Step 2: pass to ggproto

StatPolygonstate <- ggplot2::ggproto(`_class` = "StatPolygonstate",
                                  `_inherit` = ggplot2::Stat,
                                  required_aes = c("state"),
                                  compute_panel = compute_state#,
                                   # setup_data = my_setup_data
                                  # default_aes = aes(group = after_stat(state))
                                  )

Step 3: write geom_* function

geom_polygon_state <- function(
  mapping = NULL,
  data = NULL,
  position = "identity",
  na.rm = FALSE,
  show.legend = NA,
  inherit.aes = TRUE, ...) {
  ggplot2::layer(
    stat = StatPolygonstate,  # proto object from step 2
    geom = ggplot2::GeomPolygon,  # inherit other behavior
    data = data,
    mapping = mapping,
    position = position,
    show.legend = show.legend,
    inherit.aes = inherit.aes,
    params = list(na.rm = na.rm, ...)
  )
}

step 4: test geom_* function, celebrate!

StatePopulation %>% 
  mutate(region = as.factor(region)) %>% 
ggplot(data = .) + 
  aes(state = region, # state indicates position instead of x and y 
      fill = population) +
  geom_polygon_state() + 
  coord_map() + 
  geom_polygon_state(data = . %>% 
                       filter(region == "alabama"),
                     fill = "darkred" ) + 
  coord_map(projection = "orthographic", 
            orientation = c(41, -74, 0))
## Coordinate system already present. Adding new coordinate system, which will replace the existing one.
## Joining, by = c("state", "group")
## Joining, by = c("state", "group")

Step 5: What’s not working and taking a break.

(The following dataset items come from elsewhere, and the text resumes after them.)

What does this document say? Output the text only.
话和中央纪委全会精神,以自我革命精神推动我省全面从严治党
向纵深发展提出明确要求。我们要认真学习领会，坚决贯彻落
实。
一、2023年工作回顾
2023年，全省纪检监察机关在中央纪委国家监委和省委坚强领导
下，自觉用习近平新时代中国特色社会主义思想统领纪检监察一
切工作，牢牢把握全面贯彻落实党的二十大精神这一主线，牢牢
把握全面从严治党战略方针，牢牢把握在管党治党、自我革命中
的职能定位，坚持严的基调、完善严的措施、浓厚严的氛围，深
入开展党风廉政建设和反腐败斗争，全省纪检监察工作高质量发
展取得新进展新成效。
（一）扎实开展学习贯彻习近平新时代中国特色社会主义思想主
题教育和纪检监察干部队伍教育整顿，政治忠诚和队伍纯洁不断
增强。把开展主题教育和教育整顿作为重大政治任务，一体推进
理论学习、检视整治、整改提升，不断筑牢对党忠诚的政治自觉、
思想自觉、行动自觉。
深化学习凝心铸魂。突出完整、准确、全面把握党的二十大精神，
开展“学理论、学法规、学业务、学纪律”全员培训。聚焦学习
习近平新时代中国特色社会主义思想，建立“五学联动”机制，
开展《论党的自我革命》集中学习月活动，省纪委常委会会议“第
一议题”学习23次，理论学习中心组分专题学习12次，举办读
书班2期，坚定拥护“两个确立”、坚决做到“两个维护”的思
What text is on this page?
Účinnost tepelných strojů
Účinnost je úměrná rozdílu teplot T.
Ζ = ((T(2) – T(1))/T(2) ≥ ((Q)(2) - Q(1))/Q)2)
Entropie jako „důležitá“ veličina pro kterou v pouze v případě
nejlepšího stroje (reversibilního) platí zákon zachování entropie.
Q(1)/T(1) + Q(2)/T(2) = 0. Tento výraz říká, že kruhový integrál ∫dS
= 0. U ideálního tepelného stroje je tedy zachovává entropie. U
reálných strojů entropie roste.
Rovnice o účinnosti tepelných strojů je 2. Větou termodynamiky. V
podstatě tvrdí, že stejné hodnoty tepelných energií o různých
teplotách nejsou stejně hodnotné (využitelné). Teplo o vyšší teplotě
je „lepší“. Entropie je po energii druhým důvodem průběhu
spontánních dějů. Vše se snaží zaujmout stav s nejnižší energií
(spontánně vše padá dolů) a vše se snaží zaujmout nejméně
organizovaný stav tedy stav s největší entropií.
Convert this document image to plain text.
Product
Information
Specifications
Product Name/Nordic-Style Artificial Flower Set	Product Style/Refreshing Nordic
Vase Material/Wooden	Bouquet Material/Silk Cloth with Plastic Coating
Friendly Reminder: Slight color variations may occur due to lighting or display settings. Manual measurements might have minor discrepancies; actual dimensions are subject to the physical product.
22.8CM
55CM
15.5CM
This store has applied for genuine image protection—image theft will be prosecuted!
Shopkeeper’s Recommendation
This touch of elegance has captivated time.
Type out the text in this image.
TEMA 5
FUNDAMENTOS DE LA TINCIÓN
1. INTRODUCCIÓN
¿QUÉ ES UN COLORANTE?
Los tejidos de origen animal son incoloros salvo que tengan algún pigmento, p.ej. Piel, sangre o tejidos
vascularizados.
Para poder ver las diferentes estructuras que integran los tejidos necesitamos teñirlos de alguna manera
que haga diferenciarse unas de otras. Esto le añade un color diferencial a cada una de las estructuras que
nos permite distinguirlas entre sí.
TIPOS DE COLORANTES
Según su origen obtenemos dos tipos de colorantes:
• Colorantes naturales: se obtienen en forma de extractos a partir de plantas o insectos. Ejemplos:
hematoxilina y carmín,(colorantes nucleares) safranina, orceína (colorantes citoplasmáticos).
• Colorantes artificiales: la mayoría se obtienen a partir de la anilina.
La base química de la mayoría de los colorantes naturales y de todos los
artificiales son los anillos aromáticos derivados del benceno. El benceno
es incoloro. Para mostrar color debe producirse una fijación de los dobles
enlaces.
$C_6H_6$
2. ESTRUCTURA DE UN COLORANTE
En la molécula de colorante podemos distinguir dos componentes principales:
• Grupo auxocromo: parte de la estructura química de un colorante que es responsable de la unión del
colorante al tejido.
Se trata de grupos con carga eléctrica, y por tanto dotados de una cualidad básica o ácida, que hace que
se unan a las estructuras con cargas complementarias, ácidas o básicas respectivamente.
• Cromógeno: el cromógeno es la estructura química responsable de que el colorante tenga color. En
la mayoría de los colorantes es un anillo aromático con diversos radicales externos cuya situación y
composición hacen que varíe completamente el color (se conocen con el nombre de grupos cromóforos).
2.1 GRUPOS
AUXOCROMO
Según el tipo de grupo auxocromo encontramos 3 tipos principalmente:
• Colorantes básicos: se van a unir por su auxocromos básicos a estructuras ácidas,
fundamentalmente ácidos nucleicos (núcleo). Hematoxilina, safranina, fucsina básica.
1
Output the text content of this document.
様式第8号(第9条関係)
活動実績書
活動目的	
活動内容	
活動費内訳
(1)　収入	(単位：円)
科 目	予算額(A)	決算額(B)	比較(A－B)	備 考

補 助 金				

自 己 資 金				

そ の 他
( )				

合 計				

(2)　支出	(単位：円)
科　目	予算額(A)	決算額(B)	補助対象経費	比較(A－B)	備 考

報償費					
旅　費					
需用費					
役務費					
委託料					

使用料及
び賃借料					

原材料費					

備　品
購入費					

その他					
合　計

  1. Not sure what’s going on w/ merge so that we only get the 4 states.
  2. state = var, var must be factor (not character). I’ve seen this before and I’d like that not to be the case, but fine for now.
  3. We are celebrating in spite of 1 and 2! And putting aside.
StatePopulation %>% distinct(region) %>% pull()
##  [1] "alabama"        "alaska"         "arizona"        "arkansas"      
##  [5] "california"     "colorado"       "connecticut"    "delaware"      
##  [9] "florida"        "georgia"        "hawaii"         "idaho"         
## [13] "illinois"       "indiana"        "iowa"           "kansas"        
## [17] "kentucky"       "louisiana"      "maine"          "maryland"      
## [21] "massachusetts"  "michigan"       "minnesota"      "mississippi"   
## [25] "missouri"       "montana"        "nebraska"       "nevada"        
## [29] "new hampshire"  "new jersey"     "new mexico"     "new york"      
## [33] "north carolina" "north dakota"   "ohio"           "oklahoma"      
## [37] "oregon"         "pennsylvania"   "rhode island"   "south carolina"
## [41] "south dakota"   "tennessee"      "texas"          "utah"          
## [45] "vermont"        "virginia"       "washington"     "west virginia" 
## [49] "wisconsin"      "wyoming"

0 County

AllCounty <- map_data("county")
ggplot() + geom_polygon( data=AllCounty, aes(x=long, y=lat, group=group),
                color="darkblue", fill="lightblue", size = .1 ) +
  
          geom_polygon( data=MainStates, aes(x=long, y=lat, group=group),
                color="black", fill="lightblue",  size = 1, alpha = .3)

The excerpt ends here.